Жереми щелкнул пальцами.
Сцена мгновенно погрузилась во мрак. Тускло светили лишь аварийные лампочки-«сторожа».
– Ну, Клеман, давай! – выдохнул Жереми. Клеман бесшумно прокрался к двери.
У Жюли глаза почти светились в темноте, как у хищницы. На что теперь похоже это воспоминание детства? Каким он стал, Барнабе из пансиона, первый любовник из пещер Веркора, соперничавший с саламандрами в своей прозрачной бледности, противник века кино? Естественно, не Жюли задавалась этими вопросами, а я. Все, что мне было известно о Барнабе, это то, что он опередил меня на пятнадцать лет.
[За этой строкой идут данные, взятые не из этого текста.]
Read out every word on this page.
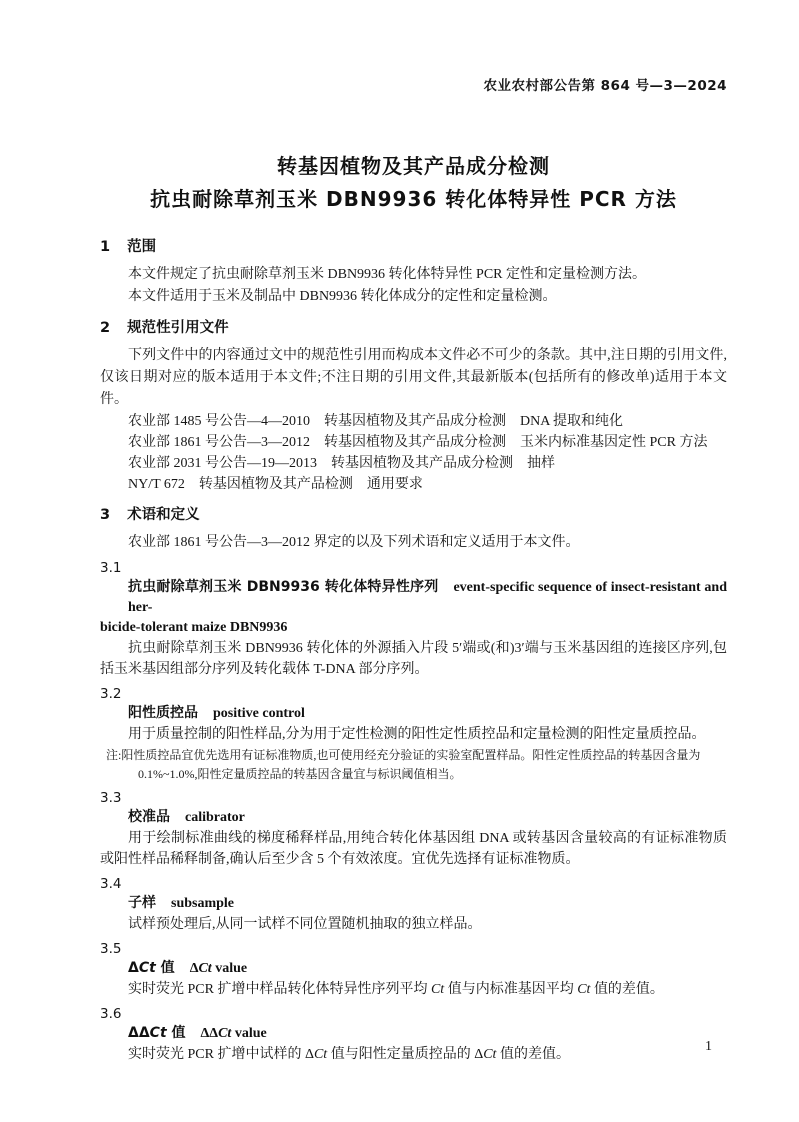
农业农村部公告第 864 号—3—2024
转基因植物及其产品成分检测
抗虫耐除草剂玉米 DBN9936 转化体特异性 PCR 方法
1 范围

本文件规定了抗虫耐除草剂玉米 DBN9936 转化体特异性 PCR 定性和定量检测方法。

本文件适用于玉米及制品中 DBN9936 转化体成分的定性和定量检测。

2 规范性引用文件

下列文件中的内容通过文中的规范性引用而构成本文件必不可少的条款。其中,注日期的引用文件,仅该日期对应的版本适用于本文件;不注日期的引用文件,其最新版本(包括所有的修改单)适用于本文件。

农业部 1485 号公告—4—2010　转基因植物及其产品成分检测　DNA 提取和纯化
农业部 1861 号公告—3—2012　转基因植物及其产品成分检测　玉米内标准基因定性 PCR 方法
农业部 2031 号公告—19—2013　转基因植物及其产品成分检测　抽样
NY/T 672　转基因植物及其产品检测　通用要求
3 术语和定义

农业部 1861 号公告—3—2012 界定的以及下列术语和定义适用于本文件。

3.1
抗虫耐除草剂玉米 DBN9936 转化体特异性序列 event-specific sequence of insect-resistant and her-
bicide-tolerant maize DBN9936

抗虫耐除草剂玉米 DBN9936 转化体的外源插入片段 5′端或(和)3′端与玉米基因组的连接区序列,包括玉米基因组部分序列及转化载体 T-DNA 部分序列。

3.2
阳性质控品 positive control

用于质量控制的阳性样品,分为用于定性检测的阳性定性质控品和定量检测的阳性定量质控品。

注:阳性质控品宜优先选用有证标准物质,也可使用经充分验证的实验室配置样品。阳性定性质控品的转基因含量为
0.1%~1.0%,阳性定量质控品的转基因含量宜与标识阈值相当。
3.3
校准品 calibrator

用于绘制标准曲线的梯度稀释样品,用纯合转化体基因组 DNA 或转基因含量较高的有证标准物质或阳性样品稀释制备,确认后至少含 5 个有效浓度。宜优先选择有证标准物质。

3.4
子样 subsample

试样预处理后,从同一试样不同位置随机抽取的独立样品。

3.5
ΔCt 值 ΔCt value

实时荧光 PCR 扩增中样品转化体特异性序列平均 Ct 值与内标准基因平均 Ct 值的差值。

3.6
ΔΔCt 值 ΔΔCt value

实时荧光 PCR 扩增中试样的 ΔCt 值与阳性定量质控品的 ΔCt 值的差值。

1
Клеман уже был у двери. Он оглянулся на Жереми, стоявшего с поднятой рукой на авансцене.
Жереми дал отмашку.
«Сторожа» померкли, а лучи двух прожекторов скрестились на двери в тот момент, когда Клеман открыл ее, отпрянув к стене. («Мы заставим тебя появиться, очковтиратель», – решил Жереми.)
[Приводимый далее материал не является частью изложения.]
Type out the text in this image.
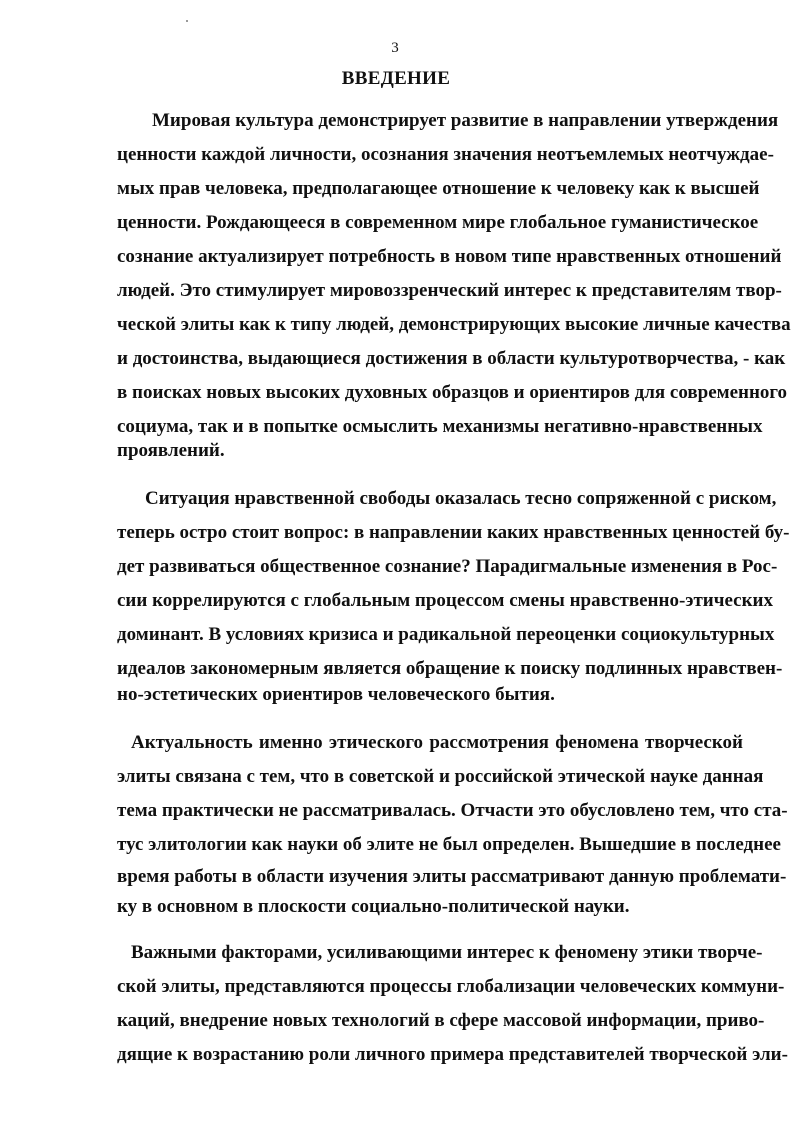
3
ВВЕДЕНИЕ
Мировая культура демонстрирует развитие в направлении утверждения
ценности каждой личности, осознания значения неотъемлемых неотчуждае-
мых прав человека, предполагающее отношение к человеку как к высшей
ценности. Рождающееся в современном мире глобальное гуманистическое
сознание актуализирует потребность в новом типе нравственных отношений
людей. Это стимулирует мировоззренческий интерес к представителям твор-
ческой элиты как к типу людей, демонстрирующих высокие личные качества
и достоинства, выдающиеся достижения в области культуротворчества, - как
в поисках новых высоких духовных образцов и ориентиров для современного
социума, так и в попытке осмыслить механизмы негативно-нравственных
проявлений.
Ситуация нравственной свободы оказалась тесно сопряженной с риском,
теперь остро стоит вопрос: в направлении каких нравственных ценностей бу-
дет развиваться общественное сознание? Парадигмальные изменения в Рос-
сии коррелируются с глобальным процессом смены нравственно-этических
доминант. В условиях кризиса и радикальной переоценки социокультурных
идеалов закономерным является обращение к поиску подлинных нравствен-
но-эстетических ориентиров человеческого бытия.
Актуальность именно этического рассмотрения феномена творческой
элиты связана с тем, что в советской и российской этической науке данная
тема практически не рассматривалась. Отчасти это обусловлено тем, что ста-
тус элитологии как науки об элите не был определен. Вышедшие в последнее
время работы в области изучения элиты рассматривают данную проблемати-
ку в основном в плоскости социально-политической науки.
Важными факторами, усиливающими интерес к феномену этики творче-
ской элиты, представляются процессы глобализации человеческих коммуни-
каций, внедрение новых технологий в сфере массовой информации, приво-
дящие к возрастанию роли личного примера представителей творческой эли-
Не тут-то было. За дверью появился силуэт человека, который одной рукой прикрыл глаза, а другой потянулся к сердцу.
Прогремели два выстрела.
Оба прожектора – вдребезги.
В ночи кинозала пролился дождь осколков.
Мгновением позже, когда Сюзанна вновь зажгла свет в зале и на сцене, на другом конце центрального прохода стоял высокий брюнет. В одной руке он держал ствол, направленный на нас. Другой – прижимал к себе Клемана, прикрываясь им, как щитом.
28
Силистри чувствовал, как сердце парня бьется под его ладонью. Он увидел сцену, кровать, кольцо бледных лиц вокруг кровати, испуганного мальчишку на авансцене, а на разобранной постели – Дездемону, метавшую на него взгляды Отелло, красавицу с огненной гривой, готовую вскочить сию же секунду. Малоссен был рядом с ней. Немного поодаль. Силистри сообразил: «Театр. Репетиция. Черт, я попал на одну из их репетиций». Потом подумал еще: «Бертольд и Рыбак правы, в конце концов, я кого-нибудь прикончу ненароком». Сердце паренька бешено колотилось, доставая уже до груди самого Силистри. Инспектор отпустил своего заложника и спрятал пушку в кобуру. Парень так и остался стоять перед ним.
– Порядок? – спросил Силистри.
Тот не ответил.
– Эй! Все в порядке?
Силистри слегка ударил его ладонью по щеке, приводя в чувство.
– Извините… эти прожекторы… они меня ослепили…
«Хорошее объяснение, нечего сказать, – в то же время думал он. – Если стрелять во все, что тебя ослепляет…»
– Инспектор Силистри… я из полиции… вам лучше?
– Легавый? Ну и дал же я маху! – воскликнул мальчишка на авансцене.
– Жереми, заткнись!
Приказ щелкнул затвором в устах Дездемоны. Мальчишка тут же притих. Силистри узнал в нем себя, каким он сам был в этом возрасте: такой же сорванец. «Жереми Малоссен», – подумал он.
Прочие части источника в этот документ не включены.